So to this date there is no native function right? I could not find it ether and would like to test a model which needs it.

@luchinoprince I dont think there is one but it seems to be under works. I also implemented pFq function.
Here is the code that I wrote. I have only tested this for a_p, b_q and Re(z) > 0

  real log_pFq(vector a_p, vector b_q, real z) {
    int j = 0;
    real toll = log(machine_precision());
    real log_Aj = 0;
    real log_Sj = log_Aj;
    real log_z = log(z);
    
    while (log_Aj-log_Sj > toll && j< 1e6){
      j += 1;
      log_Aj += sum(log(a_p+j-1))-sum(log(b_q+j-1))+log_z-log(j);
      log_Sj = log_sum_exp([log_Aj, log_Sj]);}
    return log_Sj;
  }

@nikunj410 thanks for the answer, I saw you implementation. I am just concerned about the speed convergence of such an implementation and its potential instability. Also not sure how the gradient would work if the pdf is an iterative function.

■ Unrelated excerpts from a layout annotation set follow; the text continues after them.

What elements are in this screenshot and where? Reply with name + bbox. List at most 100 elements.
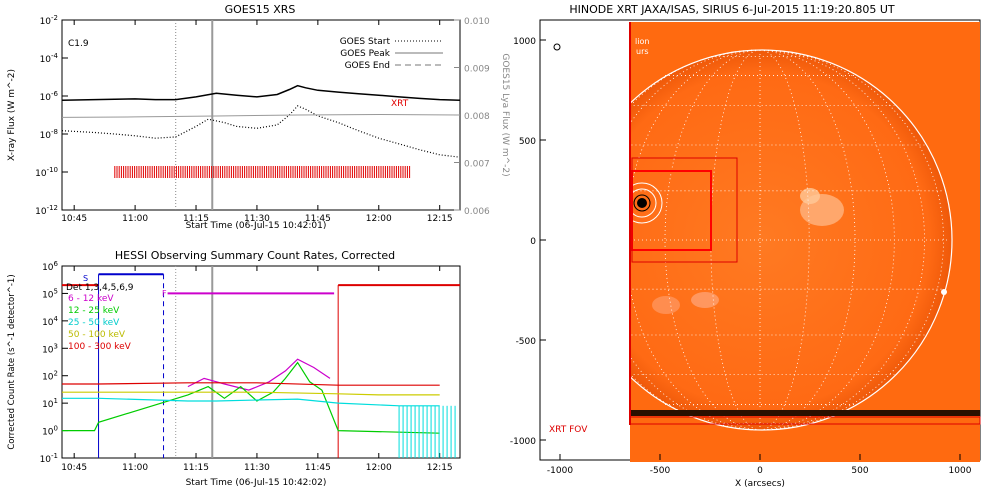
xrt-image-bottom-edge — [630, 410, 980, 416]
grid-lon-19 — [759, 49, 895, 431]
hessi-x-ticks: 10:45 11:00 11:15 11:30 11:45 12:00 12:15 — [61, 266, 453, 473]
hessi-ylabel: Corrected Count Rate (s^-1 detector^-1) — [7, 274, 17, 449]
hessi-series-0 — [187, 358, 331, 391]
goes-xtick-label-2: 11:15 — [183, 214, 209, 224]
hessi-series-4 — [62, 382, 440, 386]
goes-series-long — [61, 84, 461, 101]
goes-xtick-label-0: 10:45 — [61, 214, 87, 224]
goes-ytick-label-2: 10-8 — [40, 128, 58, 141]
legend-goes-end: GOES End — [345, 61, 390, 71]
plage-region-west — [652, 296, 680, 314]
xrt-ytick-label-0: -1000 — [510, 437, 536, 447]
hessi-title: HESSI Observing Summary Count Rates, Cor… — [115, 249, 395, 262]
goes-ytick-label-3: 10-6 — [40, 90, 59, 103]
grid-lon-17 — [759, 49, 810, 431]
xrt-ytick-label-2: 0 — [530, 237, 536, 247]
active-region-core — [800, 188, 820, 204]
hessi-xtick-label-5: 12:00 — [366, 463, 392, 473]
goes-title: GOES15 XRS — [225, 3, 296, 16]
xrt-ytick-label-3: 500 — [519, 137, 536, 147]
goes-y2tick-label-2: 0.008 — [464, 112, 490, 122]
hessi-fov-box-outer — [631, 157, 738, 263]
hessi-legend: Det 1,3,4,5,6,9 6 - 12 keV 12 - 25 keV 2… — [66, 283, 134, 352]
goes-ytick-label-0: 10-12 — [35, 204, 58, 217]
hessi-series-3 — [62, 391, 440, 396]
hessi-plot-area — [62, 266, 460, 458]
legend-goes-peak: GOES Peak — [340, 49, 390, 59]
goes-y2tick-label-4: 0.010 — [464, 17, 490, 27]
xrt-fov-bottom-edge — [629, 416, 981, 425]
goes-xlabel: Start Time (06-Jul-15 10:42:01) — [186, 221, 327, 231]
xrt-xtick-label-3: 500 — [851, 466, 868, 476]
legend-50-100: 50 - 100 keV — [68, 330, 126, 340]
hessi-xtick-label-0: 10:45 — [61, 463, 87, 473]
hessi-y-ticks: 10-1 100 101 102 103 104 105 106 — [40, 260, 68, 465]
goes-y-ticks: 10-12 10-10 10-8 10-6 10-4 10-2 — [35, 14, 68, 217]
goes-ytick-label-5: 10-2 — [40, 14, 58, 27]
hessi-ytick-label-0: 10-1 — [40, 452, 58, 465]
goes-ytick-label-1: 10-10 — [35, 166, 58, 179]
xrt-xtick-label-0: -1000 — [547, 466, 573, 476]
legend-goes-start: GOES Start — [340, 37, 391, 47]
goes-y2-ticks: 0.006 0.007 0.008 0.009 0.010 — [454, 17, 490, 217]
hessi-xlabel: Start Time (06-Jul-15 10:42:02) — [186, 478, 327, 488]
grid-lon-21 — [759, 49, 944, 431]
label-urs: urs — [636, 47, 649, 56]
hessi-ytick-label-2: 101 — [42, 397, 58, 410]
hessi-series-1 — [62, 361, 440, 434]
goes-class-label: C1.9 — [68, 39, 89, 49]
hessi-ytick-label-4: 103 — [42, 342, 58, 355]
legend-detectors: Det 1,3,4,5,6,9 — [66, 283, 134, 293]
xrt-fov-label: XRT FOV — [549, 425, 588, 435]
goes-legend: GOES Start GOES Peak GOES End — [340, 37, 443, 71]
plage-region — [691, 292, 719, 308]
xrt-image — [630, 22, 980, 462]
goes-y2tick-label-1: 0.007 — [464, 160, 490, 170]
goes-x-ticks: 10:45 11:00 11:15 11:30 11:45 12:00 12:15 — [61, 20, 453, 224]
legend-6-12: 6 - 12 keV — [68, 294, 114, 304]
flare-contour-3 — [630, 182, 663, 224]
xrt-ytick-label-4: 1000 — [513, 37, 536, 47]
goes-ylabel: X-ray Flux (W m^-2) — [7, 69, 17, 161]
xrt-ytick-label-1: -500 — [516, 337, 537, 347]
xrt-x-ticks: -1000 -500 0 500 1000 — [547, 454, 972, 476]
xrt-annotation: XRT — [391, 99, 409, 109]
hessi-frame — [61, 265, 461, 459]
goes-xtick-label-5: 12:00 — [366, 214, 392, 224]
goes-xtick-label-1: 11:00 — [122, 214, 148, 224]
legend-12-25: 12 - 25 keV — [68, 306, 120, 316]
flag-f: F — [162, 289, 167, 298]
xrt-panel: HINODE XRT JAXA/ISAS, SIRIUS 6-Jul-2015 … — [510, 3, 981, 489]
legend-100-300: 100 - 300 keV — [68, 342, 132, 352]
hessi-series-2 — [62, 397, 440, 407]
xrt-xtick-label-4: 1000 — [949, 466, 972, 476]
goes-ytick-label-4: 10-4 — [40, 52, 59, 65]
xrt-title: HINODE XRT JAXA/ISAS, SIRIUS 6-Jul-2015 … — [569, 3, 895, 16]
xrt-y-ticks: -1000 -500 0 500 1000 — [510, 37, 546, 447]
goes-y2tick-label-3: 0.009 — [464, 65, 490, 75]
grid-lon-20 — [759, 49, 925, 431]
goes-xtick-label-4: 11:45 — [305, 214, 331, 224]
goes-xtick-label-6: 12:15 — [427, 214, 453, 224]
label-lion: lion — [635, 37, 649, 46]
goes-plot-area — [61, 20, 461, 210]
hessi-xtick-label-6: 12:15 — [427, 463, 453, 473]
flare-contour-core — [637, 198, 647, 208]
grid-lon-12 — [630, 49, 761, 431]
xrt-xtick-label-1: -500 — [650, 466, 671, 476]
goes-xtick-label-3: 11:30 — [244, 214, 270, 224]
hessi-ytick-label-7: 106 — [42, 260, 58, 273]
hessi-panel: HESSI Observing Summary Count Rates, Cor… — [7, 249, 461, 488]
hessi-xtick-label-1: 11:00 — [122, 463, 148, 473]
goes-series-short — [61, 105, 461, 158]
hessi-ytick-label-3: 102 — [42, 370, 58, 383]
flare-contour-2 — [630, 188, 657, 218]
flare-contour-1 — [633, 194, 651, 212]
goes-y2tick-label-0: 0.006 — [464, 207, 490, 217]
hessi-xtick-label-4: 11:45 — [305, 463, 331, 473]
goes-y2label: GOES15 Lya Flux (W m^-2) — [500, 53, 510, 176]
marker-circle-icon — [553, 43, 561, 51]
goes-series-lya — [61, 113, 461, 118]
hessi-ytick-label-1: 100 — [42, 425, 58, 438]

In my case I have a tensor where the entries would be a density which uses pFq, hence I would have to calculate a lot of those at every HMC step, which I guess would be too costly. Maybe parallelising within chain could help, I will try to test it,

@luchinoprince I am pretty sure that this is not a stable implementation when a,b,z <0. For, example, when I tried implementing 1F1 for z<0, I was getting convergence issues. For positive coefficient values, I was able to achieve similar numerical accuracy as the pFq function in Julia (because I was working on log scale).

You are right the speed is a major limiting factor. Since there are no analytical gradients, we have to rely on auto diff which is usually slower. But the work on gradients is stills in progress here.

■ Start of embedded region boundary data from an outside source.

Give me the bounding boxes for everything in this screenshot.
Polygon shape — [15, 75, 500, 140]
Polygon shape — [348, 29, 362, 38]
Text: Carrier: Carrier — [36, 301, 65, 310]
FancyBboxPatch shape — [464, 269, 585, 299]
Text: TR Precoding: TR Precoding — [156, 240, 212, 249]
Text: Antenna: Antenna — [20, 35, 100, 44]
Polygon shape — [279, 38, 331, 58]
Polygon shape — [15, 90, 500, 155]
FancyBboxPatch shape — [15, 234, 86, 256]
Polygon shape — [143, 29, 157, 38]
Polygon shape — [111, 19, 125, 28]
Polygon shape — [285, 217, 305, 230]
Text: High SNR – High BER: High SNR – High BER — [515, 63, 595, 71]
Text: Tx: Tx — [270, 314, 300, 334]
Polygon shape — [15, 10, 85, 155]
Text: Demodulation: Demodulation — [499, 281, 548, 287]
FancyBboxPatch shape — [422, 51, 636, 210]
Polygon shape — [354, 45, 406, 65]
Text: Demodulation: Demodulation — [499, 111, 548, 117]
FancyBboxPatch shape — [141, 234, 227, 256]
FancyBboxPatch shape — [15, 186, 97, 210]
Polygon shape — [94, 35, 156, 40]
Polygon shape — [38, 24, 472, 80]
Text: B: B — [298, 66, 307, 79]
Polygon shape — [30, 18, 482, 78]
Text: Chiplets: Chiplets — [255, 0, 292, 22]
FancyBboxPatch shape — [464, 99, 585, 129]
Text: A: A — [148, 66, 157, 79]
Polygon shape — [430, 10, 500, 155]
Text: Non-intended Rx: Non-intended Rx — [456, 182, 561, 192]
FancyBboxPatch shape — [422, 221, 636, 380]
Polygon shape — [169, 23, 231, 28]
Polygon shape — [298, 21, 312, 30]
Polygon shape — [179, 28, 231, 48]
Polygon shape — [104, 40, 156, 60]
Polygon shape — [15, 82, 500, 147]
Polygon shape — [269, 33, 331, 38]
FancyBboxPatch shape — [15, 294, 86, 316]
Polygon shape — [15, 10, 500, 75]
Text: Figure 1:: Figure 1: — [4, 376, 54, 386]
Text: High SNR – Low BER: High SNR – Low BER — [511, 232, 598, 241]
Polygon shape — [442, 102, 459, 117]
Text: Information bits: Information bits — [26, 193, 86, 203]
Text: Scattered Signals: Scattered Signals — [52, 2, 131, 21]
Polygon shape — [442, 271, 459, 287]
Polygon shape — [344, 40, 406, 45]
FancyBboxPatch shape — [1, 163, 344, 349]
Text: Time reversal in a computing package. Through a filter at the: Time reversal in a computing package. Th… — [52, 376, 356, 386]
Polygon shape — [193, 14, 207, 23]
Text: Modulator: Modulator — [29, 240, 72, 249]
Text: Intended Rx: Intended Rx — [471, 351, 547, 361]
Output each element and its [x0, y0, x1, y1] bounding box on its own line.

Maybe you want to try and implement the code I shared to see if your Stan code works with synthetic data and when the native implementation of pFq is made available in Stan, you can make appropriate changes.

hey @nikunj410 , I am sure that in my case a,b would be greater than 0, while z could have ether sign(not sure). I will see if I can find other distributions which allow a better treatment, as the main issue with approximate likelihood from my perspective is that it is hard to justify/specify from what distribution we are then sampling from.